On the way back, we stopped at the Banteay Srey Butterfly Centre, named after the temple further up the road. Here, we were able to shake off our somber mood and enjoy a guided tour and many unique species. We learned that butterflies only live for about a week, so a year round butterfly center like this one needs to keep a constant supply of larva in order to be continually stocked with butterflies. For this, the center enlists the help of local farmers allowing them to make a consistent living.
One note about visiting the Banteay Srey Butterfly Centre is that it needs to be experienced with good weather. Visits on rainy days wouldn’t be worth it as the butterflies will hide during the rain. We had an overcast day, which meant that the butterflies were out and about, but not as active as if it was a sunny day. Judging from reviews we read before visiting, we thought it would be a decent stop after a somewhat depressing museum, but it was way better than decent. We thoroughly enjoyed our stop at the butterfly centre.

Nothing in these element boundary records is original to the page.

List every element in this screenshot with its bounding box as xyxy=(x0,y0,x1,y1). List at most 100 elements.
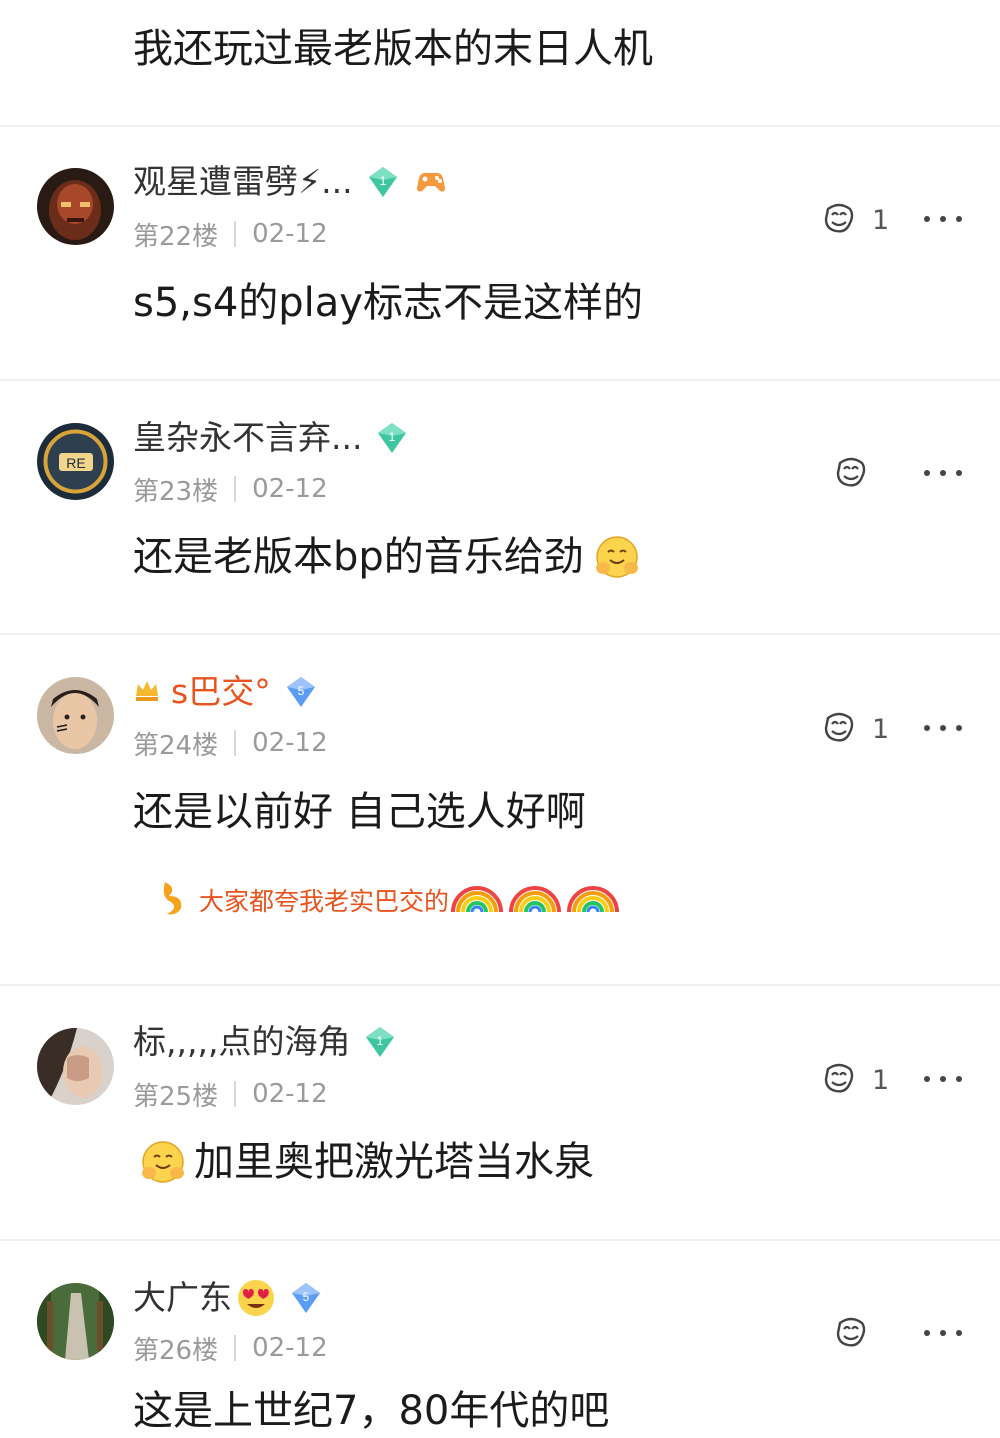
thumbs-up-icon xyxy=(820,1059,858,1101)
crown-icon xyxy=(133,676,161,708)
username[interactable]: 观星遭雷劈⚡... xyxy=(133,162,353,202)
svg-text:RE: RE xyxy=(66,455,85,471)
more-dot xyxy=(940,216,946,222)
meta-separator xyxy=(234,221,237,247)
post-date: 02-12 xyxy=(252,1079,328,1109)
more-button[interactable] xyxy=(924,723,962,733)
like-button[interactable]: 1 xyxy=(820,200,889,240)
badge-level-text: 5 xyxy=(303,1290,310,1304)
hug-emoji-icon xyxy=(138,1137,188,1187)
like-count: 1 xyxy=(872,1064,890,1096)
comment-content: 还是老版本bp的音乐给劲 xyxy=(133,530,642,584)
thumbs-up-icon xyxy=(820,708,858,750)
meta-row: 第25楼 02-12 xyxy=(133,1077,328,1112)
signature-flame-icon xyxy=(155,878,189,922)
like-count: 1 xyxy=(872,204,890,236)
avatar[interactable] xyxy=(37,1283,114,1360)
like-button[interactable] xyxy=(832,1314,870,1354)
meta-row: 第24楼 02-12 xyxy=(133,726,328,761)
like-count: 1 xyxy=(872,713,890,745)
badge-level-text: 1 xyxy=(389,430,396,444)
floor-number: 第23楼 xyxy=(133,476,219,507)
post-date: 02-12 xyxy=(252,728,328,758)
more-dot xyxy=(924,216,930,222)
avatar[interactable] xyxy=(37,1028,114,1105)
meta-row: 第22楼 02-12 xyxy=(133,217,328,252)
more-button[interactable] xyxy=(924,1074,962,1084)
more-dot xyxy=(924,470,930,476)
thumbs-up-icon xyxy=(832,453,870,495)
divider xyxy=(0,125,1000,127)
level-badge-icon: 1 xyxy=(362,1024,398,1060)
user-row: 皇杂永不言弃... 1 xyxy=(133,418,410,458)
more-dot xyxy=(924,725,930,731)
meta-row: 第26楼 02-12 xyxy=(133,1331,328,1366)
more-button[interactable] xyxy=(924,1328,962,1338)
game-controller-icon xyxy=(413,164,449,200)
avatar[interactable] xyxy=(37,677,114,754)
meta-separator xyxy=(234,476,237,502)
username[interactable]: 皇杂永不言弃... xyxy=(133,418,362,458)
user-row: 观星遭雷劈⚡... 1 xyxy=(133,162,449,202)
more-button[interactable] xyxy=(924,468,962,478)
floor-number: 第22楼 xyxy=(133,221,219,252)
level-badge-icon: 1 xyxy=(374,420,410,456)
username[interactable]: 标,,,,,点的海角 xyxy=(133,1022,350,1062)
level-badge-icon: 5 xyxy=(283,674,319,710)
avatar[interactable] xyxy=(37,168,114,245)
more-dot xyxy=(924,1330,930,1336)
level-badge-icon: 5 xyxy=(288,1280,324,1316)
signature-text: 大家都夸我老实巴交的 xyxy=(199,887,450,916)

Overall, we liked Siem Reap a lot. There is a very high level of English spoken throughout the city, making for very easy communication. Cambodia has their own currency, but it’s used in combination with the US Dollar, so the money was familiar. The ATM even spits out Ben Franklins, which I was not expecting. But we didn’t need too many of those because aside from the Angkor Pass, everything is super cheap. While the interactions with overzealous sellers were a little annoying, they can be avoided, and of course, nowhere is perfect. Siem Reap is a pleasant small city filled with lots of trees and green spaces and I’m certain we’ll return again at some point in the future.